After many unsuccessful attempts, LGBTQ protections were added to the legislation in 2002.
Brace thanked Bradbury, a local activist and co-founder of the Bradbury-Sullivan LGBT Community Center in Allentown, for her role as a "tremendous resource" during the process.
How the bill would be enforced
The bill establishes a new Human Relations Commission and creates a new job of Human Relations Investigator under the office of human resources.
According to the bill, if the commission determines it's not possible to resolve the complaint informally, a public hearing will be held under oath.
If, as a result of evidence considered at the hearing, discriminatory practices were found, the commission would state its finding, require a cease and desist from unlawful practices, and "take such additional action as the commission deems appropriate."

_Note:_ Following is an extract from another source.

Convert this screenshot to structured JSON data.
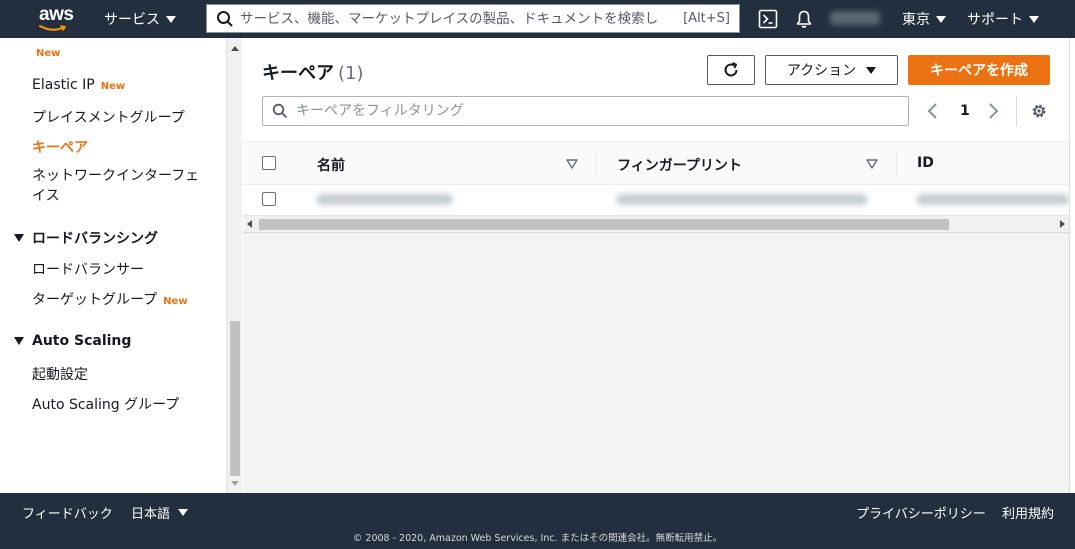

It states the commission has the authority to order any remedies available under the Pennsylvania Human Relations Act or requiring changes of practices, restitution or, in egregious instances, a fine of no more than $500.
The legislation would take effect for all municipalities except Allentown and Bethlehem on Jan. 1, or 30 days after enactment, whichever would be later.
For Allentown and the part Bethlehem in Lehigh County, it would come into effect 15 months after enactment "provided that no action has been taken by the governing body of either of those cities to be excluded."
It states that each individual city could opt to be governed or excluded from the potentially expanded coverage of the ordinance beyond their own non-discrimination laws, if passed.